(Esta
página en Español. / This page in Spanish.)
The TCEQ has offices in Harlingen, Laredo, and El Paso that
focus on local environmental issues within their coverage areas
(see a list of all
regional offices).
The TCEQ’s Border Affairs unit in the Intergovernmental
Relations Division supports those regional offices and, because
environmental causes and effects cross international borders, that
unit also communicates and develops programs with Mexican state and
federal officials, and the U.S. EPA and other U.S. border states.

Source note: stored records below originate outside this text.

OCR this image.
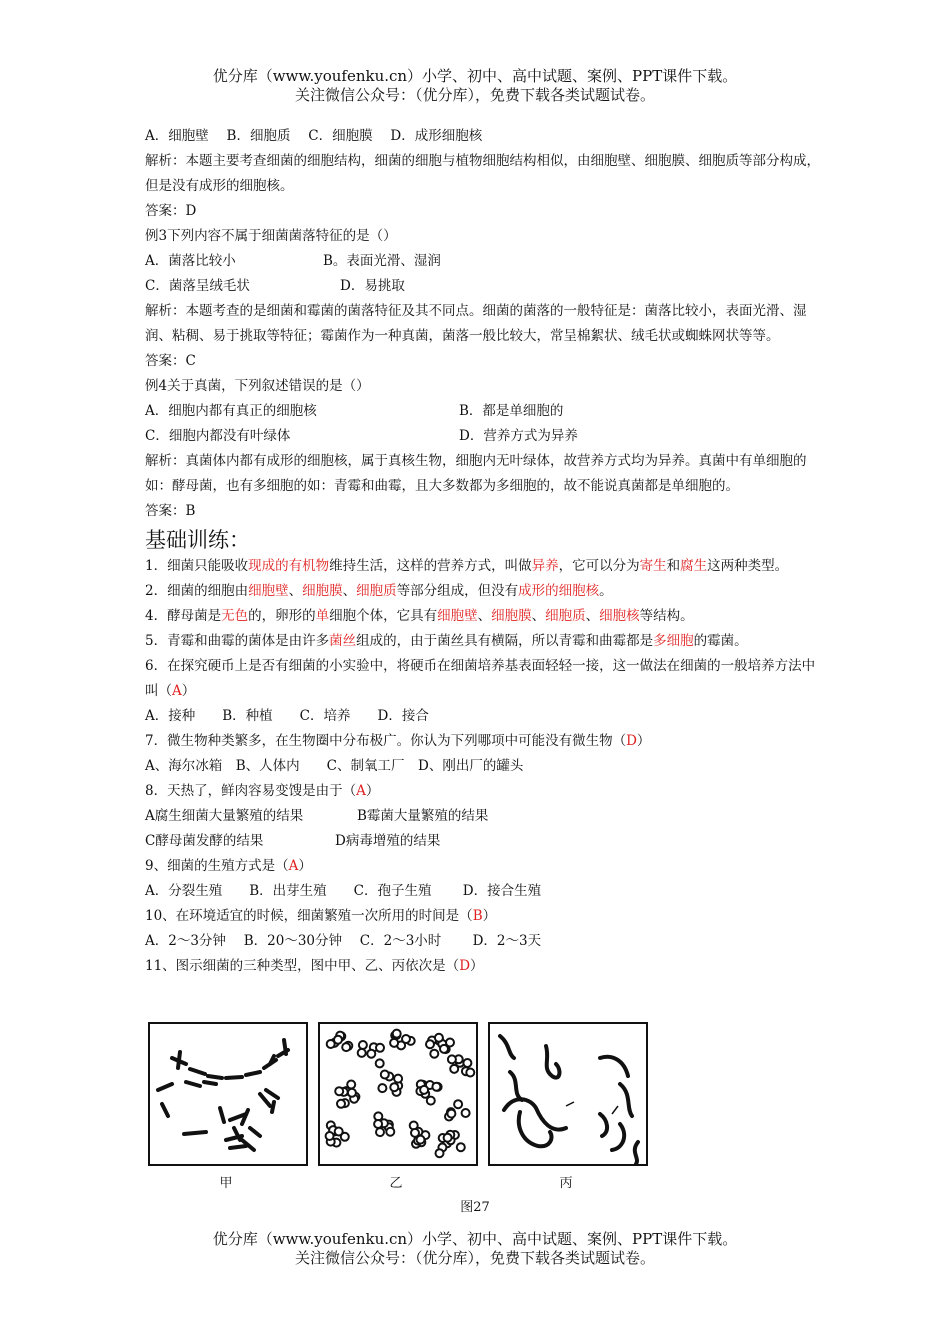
优分库（www.youfenku.cn）小学、初中、高中试题、案例、PPT课件下载。
关注微信公众号：（优分库），免费下载各类试题试卷。
A．细胞壁　 B．细胞质　 C．细胞膜　 D．成形细胞核
解析：本题主要考查细菌的细胞结构，细菌的细胞与植物细胞结构相似，由细胞壁、细胞膜、细胞质等部分构成，但是没有成形的细胞核。
答案：D
例3下列内容不属于细菌菌落特征的是（）
A．菌落比较小	B。表面光滑、湿润
C．菌落呈绒毛状	D．易挑取
解析：本题考查的是细菌和霉菌的菌落特征及其不同点。细菌的菌落的一般特征是：菌落比较小，表面光滑、湿润、粘稠、易于挑取等特征；霉菌作为一种真菌，菌落一般比较大，常呈棉絮状、绒毛状或蜘蛛网状等等。
答案：C
例4关于真菌，下列叙述错误的是（）
A．细胞内都有真正的细胞核	B．都是单细胞的
C．细胞内都没有叶绿体	D．营养方式为异养
解析：真菌体内都有成形的细胞核，属于真核生物，细胞内无叶绿体，故营养方式均为异养。真菌中有单细胞的如：酵母菌，也有多细胞的如：青霉和曲霉，且大多数都为多细胞的，故不能说真菌都是单细胞的。
答案：B
基础训练：
1．细菌只能吸收现成的有机物维持生活，这样的营养方式，叫做异养，它可以分为寄生和腐生这两种类型。
2．细菌的细胞由细胞壁、细胞膜、细胞质等部分组成，但没有成形的细胞核。
4．酵母菌是无色的，卵形的单细胞个体，它具有细胞壁、细胞膜、细胞质、细胞核等结构。
5．青霉和曲霉的菌体是由许多菌丝组成的，由于菌丝具有横隔，所以青霉和曲霉都是多细胞的霉菌。
6．在探究硬币上是否有细菌的小实验中，将硬币在细菌培养基表面轻轻一接，这一做法在细菌的一般培养方法中叫（A）
A．接种　　B．种植　　C．培养　　D．接合
7．微生物种类繁多，在生物圈中分布极广。你认为下列哪项中可能没有微生物（D）
A、海尔冰箱　B、人体内　　C、制氧工厂　D、刚出厂的罐头
8．天热了，鲜肉容易变馊是由于（A）
A腐生细菌大量繁殖的结果	B霉菌大量繁殖的结果
C酵母菌发酵的结果	D病毒增殖的结果
9、细菌的生殖方式是（A）
A．分裂生殖　　B．出芽生殖　　C．孢子生殖　　 D．接合生殖
10、在环境适宜的时候，细菌繁殖一次所用的时间是（B）
A．2～3分钟　 B．20～30分钟　 C．2～3小时　　 D．2～3天
11、图示细菌的三种类型，图中甲、乙、丙依次是（D）
甲	乙	丙
图27
优分库（www.youfenku.cn）小学、初中、高中试题、案例、PPT课件下载。
关注微信公众号：（优分库），免费下载各类试题试卷。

To contact Border Affairs, send an e-mail to ba@tceq.state.tx.us or call
512/239-3600.
Formal, collaborative binational and state-to-state programs
analyze and address environmental issues in the border region. This
page explains how the border region is defined internationally,
what it includes in Texas, and where you can obtain additional
information on issues and programs.
The U.S.-Mexico border region, as defined under the
La Paz Agreement,
is the area 100 kilometers (62.5 miles) on
either side of the 3,200 km (2,000 mile) boundary between the two
countries, from the Pacific Ocean to the Gulf of Mexico. It
includes portions of four U.S. states and six Mexican states.

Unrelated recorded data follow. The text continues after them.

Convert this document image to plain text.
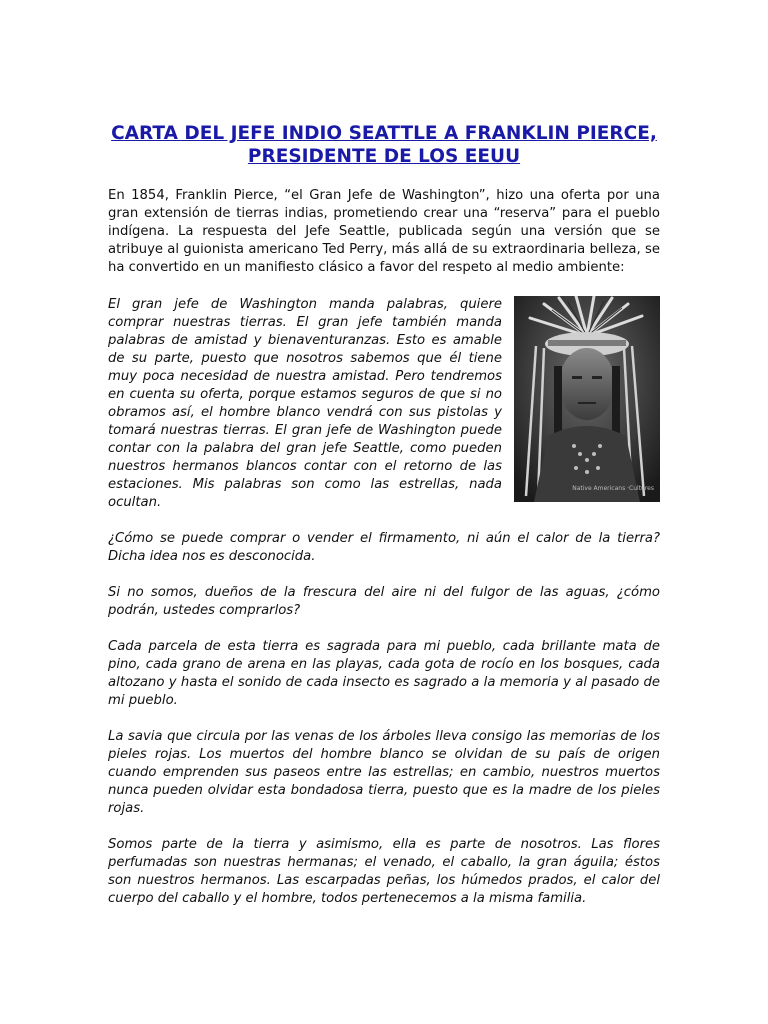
CARTA DEL JEFE INDIO SEATTLE A FRANKLIN PIERCE, PRESIDENTE DE LOS EEUU

En 1854, Franklin Pierce, “el Gran Jefe de Washington”, hizo una oferta por una gran extensión de tierras indias, prometiendo crear una “reserva” para el pueblo indígena. La respuesta del Jefe Seattle, publicada según una versión que se atribuye al guionista americano Ted Perry, más allá de su extraordinaria belleza, se ha convertido en un manifiesto clásico a favor del respeto al medio ambiente:

Native Americans ·Cultures

El gran jefe de Washington manda palabras, quiere comprar nuestras tierras. El gran jefe también manda palabras de amistad y bienaventuranzas. Esto es amable de su parte, puesto que nosotros sabemos que él tiene muy poca necesidad de nuestra amistad. Pero tendremos en cuenta su oferta, porque estamos seguros de que si no obramos así, el hombre blanco vendrá con sus pistolas y tomará nuestras tierras. El gran jefe de Washington puede contar con la palabra del gran jefe Seattle, como pueden nuestros hermanos blancos contar con el retorno de las estaciones. Mis palabras son como las estrellas, nada ocultan.

¿Cómo se puede comprar o vender el firmamento, ni aún el calor de la tierra? Dicha idea nos es desconocida.

Si no somos, dueños de la frescura del aire ni del fulgor de las aguas, ¿cómo podrán, ustedes comprarlos?

Cada parcela de esta tierra es sagrada para mi pueblo, cada brillante mata de pino, cada grano de arena en las playas, cada gota de rocío en los bosques, cada altozano y hasta el sonido de cada insecto es sagrado a la memoria y al pasado de mi pueblo.

La savia que circula por las venas de los árboles lleva consigo las memorias de los pieles rojas. Los muertos del hombre blanco se olvidan de su país de origen cuando emprenden sus paseos entre las estrellas; en cambio, nuestros muertos nunca pueden olvidar esta bondadosa tierra, puesto que es la madre de los pieles rojas.

Somos parte de la tierra y asimismo, ella es parte de nosotros. Las flores perfumadas son nuestras hermanas; el venado, el caballo, la gran águila; éstos son nuestros hermanos. Las escarpadas peñas, los húmedos prados, el calor del cuerpo del caballo y el hombre, todos pertenecemos a la misma familia.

The Texas portion of the U.S.-Mexico border region, which
comprises more than half of the entire binational border, is
defined by the long stretch of the Rio Grande that extends from the
sister cities of El Paso and Ciudad Juárez in the west to
the Gulf of Mexico, near the sister cities of Brownsville and
Matamoros (see map).
Four Mexican states–Chihuahua, Coahuila, Nuevo
León, and Tamaulipas–are located across the Rio Grande
from Texas. This Texas-Mexico border region is characterized by
great natural beauty and a variety of ecosystems, but burgeoning
population and economic growth have put stress on various
resources, including air and water. The local communities, with
help from state and national governments, are having some success
in addressing those stresses.
A significant portion of the economic growth is fueled by
international trade, but on the Texas side that trade has not
lifted the region from relatively high levels of poverty. Some of
the border counties are among the poorest counties in the United
States.
In the border region, as in all of Texas, the TCEQ regulates
activities related to water quality, air quality, and waste, and
offers selected programs aimed at pollution prevention. As an
important part of its efforts in this region, the agency also
cooperates closely with the EPA and Mexican counterparts in a
formal binational environmental program called Border 2012. Visit
the EPA web site for more information on Border 2012.

For a detailed overview of issues related to air, water, and
waste in this region from the Texas perspective, read the State of the Rio Grande and
the Environment of the Border Region, published in 2002 as
Volume 3 of the agency’s Strategic Plan for that year.
As an example of cross-border cooperation, the TCEQ signed a Texas-Nuevo León
Strategic Environmental Plan in July 2005.